Um global einen Beitrag zu leisten, hilft es sicherlich, neugierig zu sein und Menschen aus anderen Kulturen kennenzulernen, sich über das politische Geschehen anderswo zu informieren und sich zu fragen, was Krisen in anderen Ländern mit mir zu tun haben. Denn es reicht nicht, dass es uns persönlich gut geht, wir sollten uns als Christinnen und Christenauch international solidarisch zeigen. Denken wir zum Beispiel an Grosskonzerne, die ihren Sitz in derSchweiz haben und Verantwortung für Menschenrechtsverletzungen und Umweltschäden aufgrund ihrer Aktivitäten im Ausland tragen. Die Koalition für Konzernverantwortung, der die Kampagne StopArmut angehört, setzt sich seit vielen Jahren dafür ein, dass der Staat solche Konzerne für die Einhaltung der Menschenrechte und den Umweltschutz in die Pflicht nimmt.

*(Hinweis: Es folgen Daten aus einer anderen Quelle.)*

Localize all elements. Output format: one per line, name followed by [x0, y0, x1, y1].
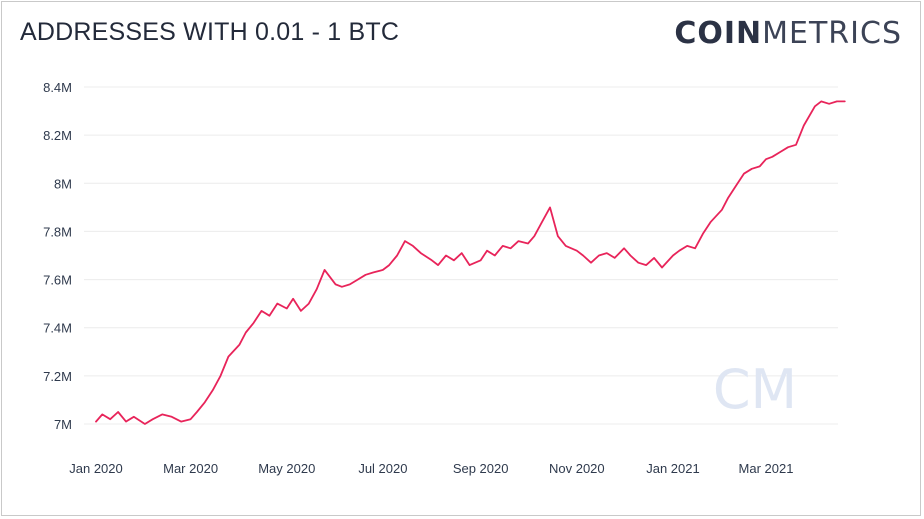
y-tick-label: 7.2M	[43, 369, 72, 384]
y-tick-label: 7.4M	[43, 321, 72, 336]
x-tick-label: Jul 2020	[358, 461, 407, 476]
chart-title: ADDRESSES WITH 0.01 - 1 BTC	[20, 18, 400, 46]
x-tick-label: Jan 2021	[646, 461, 700, 476]
y-tick-label: 8.4M	[43, 80, 72, 95]
brand-logo-light: METRICS	[762, 16, 902, 51]
y-tick-label: 7.8M	[43, 224, 72, 239]
y-tick-label: 7M	[54, 417, 72, 432]
x-axis-ticks: Jan 2020 Mar 2020 May 2020 Jul 2020 Sep 2020…	[69, 461, 793, 476]
y-axis-ticks: 7M 7.2M 7.4M 7.6M 7.8M 8M 8.2M 8.4M	[43, 80, 72, 432]
x-tick-label: Mar 2020	[163, 461, 218, 476]
brand-logo-bold: COIN	[674, 16, 763, 51]
y-tick-label: 8.2M	[43, 128, 72, 143]
x-tick-label: Mar 2021	[739, 461, 794, 476]
x-tick-label: Nov 2020	[549, 461, 605, 476]
x-tick-label: May 2020	[258, 461, 315, 476]
brand-logo: COINMETRICS	[674, 16, 902, 51]
watermark-logo: CM	[713, 358, 797, 421]
series-group	[95, 100, 846, 425]
x-tick-label: Sep 2020	[453, 461, 509, 476]
y-tick-label: 7.6M	[43, 273, 72, 288]
grid-lines	[84, 86, 838, 425]
series-line	[95, 100, 846, 425]
x-tick-label: Jan 2020	[69, 461, 123, 476]
y-tick-label: 8M	[54, 176, 72, 191]
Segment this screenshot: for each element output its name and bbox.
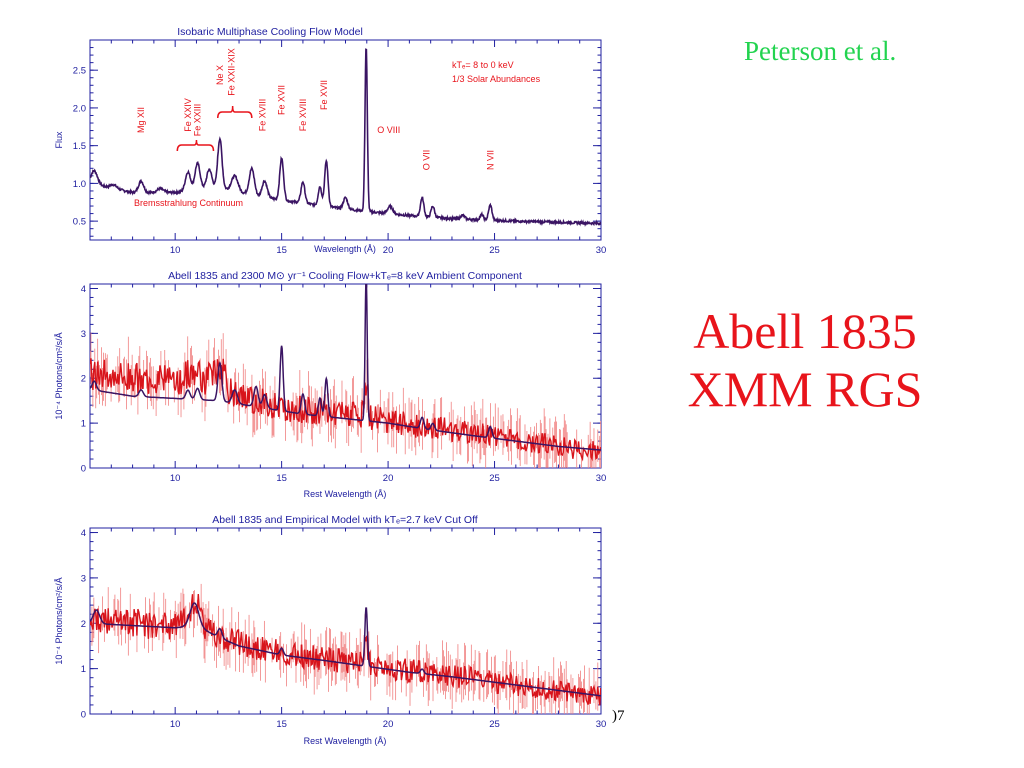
x-tick-label: 25 — [489, 719, 500, 730]
line-label: Fe XXIV — [183, 98, 193, 132]
plot-frame — [89, 39, 602, 241]
legend-line-1: kTₑ= 8 to 0 keV — [452, 60, 514, 70]
y-tick-label: 2.5 — [73, 66, 86, 77]
x-tick-label: 15 — [276, 473, 287, 484]
y-tick-label: 3 — [81, 329, 86, 340]
model-series-line — [90, 284, 601, 451]
continuum-label: Bremsstrahlung Continuum — [134, 198, 243, 208]
x-tick-label: 25 — [489, 473, 500, 484]
data-error-bars — [91, 583, 599, 714]
y-tick-label: 0 — [81, 464, 86, 475]
line-label: Fe XXII-XIX — [227, 48, 237, 96]
y-tick-label: 1 — [81, 664, 86, 675]
x-tick-label: 30 — [596, 473, 607, 484]
line-label: N VII — [485, 150, 495, 170]
plot-area — [90, 284, 601, 468]
line-label: Ne X — [215, 65, 225, 85]
footer-fragment: )7 — [612, 708, 625, 724]
headline-line-2: XMM RGS — [687, 361, 923, 417]
x-axis-label: Rest Wavelength (Å) — [304, 736, 387, 746]
x-tick-label: 15 — [276, 245, 287, 256]
x-axis-label: Rest Wavelength (Å) — [304, 489, 387, 499]
y-axis-label: Flux — [54, 131, 64, 149]
y-tick-label: 1.0 — [73, 179, 86, 190]
y-tick-label: 4 — [81, 528, 86, 539]
x-tick-label: 10 — [170, 245, 181, 256]
legend-line-2: 1/3 Solar Abundances — [452, 74, 541, 84]
y-tick-label: 0 — [81, 710, 86, 721]
data-series-line — [90, 593, 601, 706]
y-axis-label: 10⁻⁴ Photons/cm²/s/Å — [54, 577, 64, 664]
x-tick-label: 20 — [383, 245, 394, 256]
model-series-line — [90, 602, 601, 697]
y-tick-label: 0.5 — [73, 217, 86, 228]
headline-line-1: Abell 1835 — [693, 303, 917, 359]
line-label: O VII — [421, 150, 431, 171]
data-series-line — [90, 358, 601, 462]
model-series-line — [90, 48, 601, 228]
fe-bracket-right — [217, 105, 253, 119]
x-tick-label: 10 — [170, 473, 181, 484]
x-tick-label: 20 — [383, 473, 394, 484]
x-tick-label: 30 — [596, 719, 607, 730]
y-tick-label: 2 — [81, 374, 86, 385]
chart-title: Abell 1835 and 2300 M⊙ yr⁻¹ Cooling Flow… — [168, 270, 522, 282]
chart-panel-1: 10 15 20 25 30 0.5 1.0 1.5 2.0 2.5 Isobaric Multip… — [54, 26, 606, 256]
x-tick-label: 30 — [596, 245, 607, 256]
y-axis-label: 10⁻⁴ Photons/cm²/s/Å — [54, 332, 64, 419]
line-label: Mg XII — [136, 107, 146, 133]
y-tick-label: 4 — [81, 284, 86, 295]
line-label: Fe XVII — [277, 85, 287, 115]
y-tick-label: 2 — [81, 619, 86, 630]
y-tick-label: 1.5 — [73, 141, 86, 152]
y-tick-label: 1 — [81, 419, 86, 430]
y-tick-label: 2.0 — [73, 103, 86, 114]
y-tick-label: 3 — [81, 573, 86, 584]
x-tick-label: 25 — [489, 245, 500, 256]
line-label: O VIII — [377, 125, 400, 135]
x-tick-label: 15 — [276, 719, 287, 730]
line-label: Fe XXIII — [193, 104, 203, 137]
chart-panel-2: 10 15 20 25 30 0 1 2 3 4 Abell 1835 and 2300 M⊙ yr… — [54, 270, 606, 499]
chart-panel-3: 10 15 20 25 30 0 1 2 3 4 Abell 1835 and Empirical … — [54, 514, 606, 746]
line-label: Fe XVIII — [298, 99, 308, 132]
chart-title: Abell 1835 and Empirical Model with kTₑ=… — [212, 514, 478, 526]
fe-bracket-left — [176, 139, 215, 152]
credit-text: Peterson et al. — [744, 36, 897, 66]
line-label: Fe XVIII — [257, 99, 267, 132]
line-label: Fe XVII — [319, 80, 329, 110]
x-tick-label: 10 — [170, 719, 181, 730]
plot-area — [90, 48, 601, 228]
plot-area — [90, 583, 601, 714]
headline: Abell 1835 XMM RGS — [660, 302, 950, 418]
chart-title: Isobaric Multiphase Cooling Flow Model — [177, 26, 363, 38]
x-axis-label: Wavelength (Å) — [314, 244, 376, 254]
x-tick-label: 20 — [383, 719, 394, 730]
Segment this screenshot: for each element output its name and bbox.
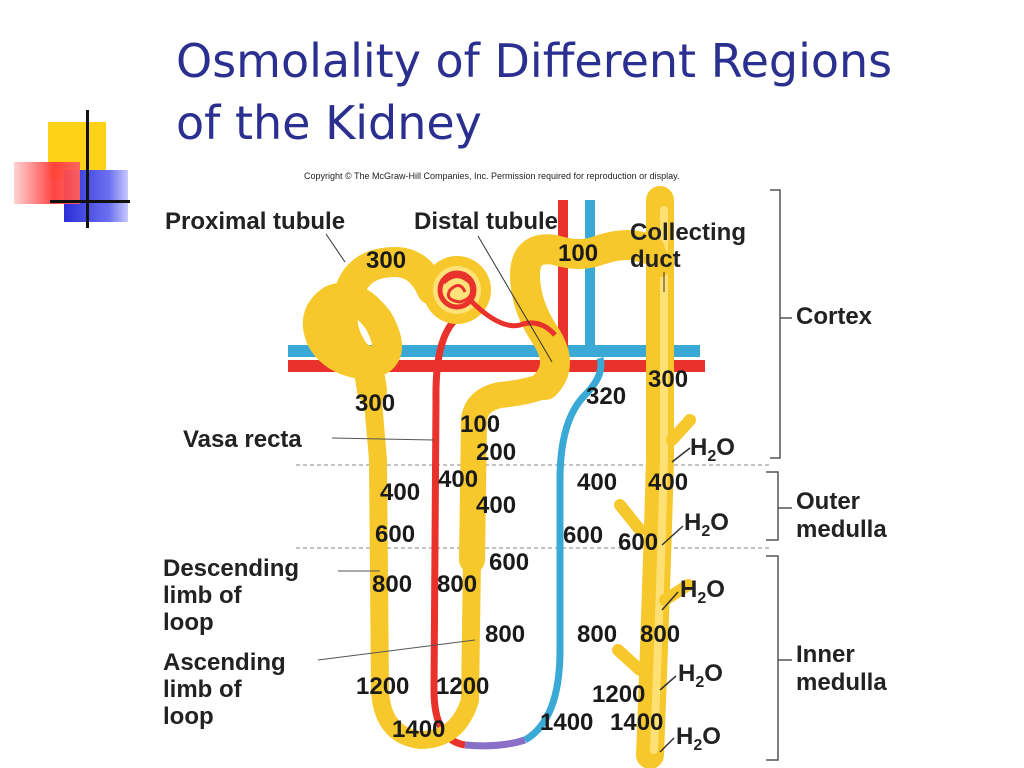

Die globale Vernetzung ist dabei eine Chance, sich gemeinsam mit anderen zu engagieren und Brücken zu bauen.
Auch ich kann Brückenbauerin oder -bauer sein
In der «Ge-Na Studie» zu Gerechtigkeit und Nachhaltigkeit (www.glaubeklimahoffnung.net), an der rund 2500 Christinnen und Christen aus der Schweiz und Deutschland mitgemacht haben, stimmten über 90 Prozent der Befragten zu, dass sie der christliche Glaube motiviere, sich für soziale Gerechtigkeit einzusetzen. Dieses Ergebnis ist ermutigend und fordert uns auf, diesen Weg weiterzugehen. Persönlich kann ich als Brückenbauerin oder -bauer für das friedliche Zusammenleben dienen, indem ich respektvolle Beziehungen mit meinen Nächsten pflege und wenn nötig auch für sie einstehe, egal welche Kultur sie haben oder ob sie arm oder reich sind. Der nächste Schritt ist nicht weit entfernt: sich auch auf gesellschaftlicher und politischer Ebene für die Menschenrechte und den Frieden auszusprechen. Denn um dem Shalom als Frucht der Gerechtigkeit näherzukommen, braucht es das gemeinsame Engagement von uns allen.